DPP4 secreted by adipose tissue impairs insulin signaling in adipose cells, leading to insulin resistance. Sitagliptin has been shown to promote insulin activation in adipose cells by increasing protein kinase B (Akt) activity.[24] These data suggest that adipocytes may mediate the effects of sitagliptin and Pro[3](GIP) on diabetes metabolism. Pro[3](GIP) and sitagliptin decreased the infiltration of inflammatory cells into the adipose tissue of diabetic mice. The greatest reduction of adipocytes with CLSs was observed in mice receiving combination therapy with sitagliptin and Pro[3](GIP), suggesting that combination therapy could significantly reduce adipose tissue inflammation. Insulin resistance and inflammatory factors, such as IL-6 and TNF-α, have been linked to chronic inflammation in the adipose tissue of diabetic patients.[25] Some trials have demonstrated benefits of immunomodulatory therapy in diabetic patients.[26]

Both sitagliptin and Pro[3](GIP) markedly decreased plasma leptin concentrations in diabetic mice. Combination therapy resulted in a larger decrease in leptin levels than either monotherapy. However, leptin concentrations were still higher in treated diabetic mice than in normal mice. The adipocytokines leptin and adiponectin produced by adipose tissue play central roles in insulin resistance.[27] Adiponectin is an insulin-sensitizing cytokine that augments fatty acid oxidation in muscle, increasing glucose uptake in adipose tissue and reducing free fatty acid influx and gluconeogenesis in the liver.[28] Leptin blocks insulin biosynthesis and secretion upon binding to leptin receptors on pancreatic β-cells.[29,30] In obese or diabetic patients, dysregulated leptin function results in upregulated plasma leptin levels, dysfunctional leptin signaling in the hypothalamus and increased insulin levels. Our results suggested that the mechanism underlying combination therapy with sitagliptin and Pro[3](GIP) involved leptin, but not adipocytokines, because serum adiponectin was unaffected by either monotherapy or combination therapy.
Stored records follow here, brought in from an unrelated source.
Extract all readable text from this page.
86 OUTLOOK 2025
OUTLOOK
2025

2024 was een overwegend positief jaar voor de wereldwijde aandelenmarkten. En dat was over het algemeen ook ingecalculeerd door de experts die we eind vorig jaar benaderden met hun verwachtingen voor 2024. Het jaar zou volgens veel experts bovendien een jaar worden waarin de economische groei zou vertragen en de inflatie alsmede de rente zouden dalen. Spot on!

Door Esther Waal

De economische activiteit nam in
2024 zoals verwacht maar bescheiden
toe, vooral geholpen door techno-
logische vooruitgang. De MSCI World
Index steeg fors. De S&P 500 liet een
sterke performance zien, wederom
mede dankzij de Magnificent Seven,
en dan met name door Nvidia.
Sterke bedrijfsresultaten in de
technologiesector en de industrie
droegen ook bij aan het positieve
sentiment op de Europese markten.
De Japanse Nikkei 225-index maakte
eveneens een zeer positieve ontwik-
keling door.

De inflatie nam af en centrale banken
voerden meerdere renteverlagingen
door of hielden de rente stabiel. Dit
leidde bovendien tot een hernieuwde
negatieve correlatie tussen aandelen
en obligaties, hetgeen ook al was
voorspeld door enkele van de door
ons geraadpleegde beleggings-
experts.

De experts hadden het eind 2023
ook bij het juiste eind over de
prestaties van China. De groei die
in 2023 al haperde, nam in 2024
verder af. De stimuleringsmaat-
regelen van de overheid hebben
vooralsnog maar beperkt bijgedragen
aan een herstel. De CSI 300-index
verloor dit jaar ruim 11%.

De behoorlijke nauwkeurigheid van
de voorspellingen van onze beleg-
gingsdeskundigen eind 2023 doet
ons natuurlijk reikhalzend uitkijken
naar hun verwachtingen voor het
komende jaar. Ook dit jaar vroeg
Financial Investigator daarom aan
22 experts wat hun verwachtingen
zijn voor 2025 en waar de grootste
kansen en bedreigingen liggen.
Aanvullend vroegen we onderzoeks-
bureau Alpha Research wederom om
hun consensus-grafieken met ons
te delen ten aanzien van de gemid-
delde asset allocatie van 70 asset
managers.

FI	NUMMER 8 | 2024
In conclusion, combination therapy with Pro[3](GIP) and sitagliptin more significantly decreased plasma glucose, insulin resistance, and adipose tissue inflammation than either monotherapy in a mouse model of type 2 diabetes. Combination therapy with sitagliptin and Pro[3](GIP) had a greater effect on diabetic mice than either monotherapy, providing more metabolic benefits than administration of either single agent. Regulation of inflammatory infiltrates in adipose tissue and plasma leptin concentrations may be responsible for the superiority of combination therapy. Sitagliptin combined with Pro[3](GIP), or similar combination regimens, may be effective for treating diabetes through modulation of adipose tissue metabolism.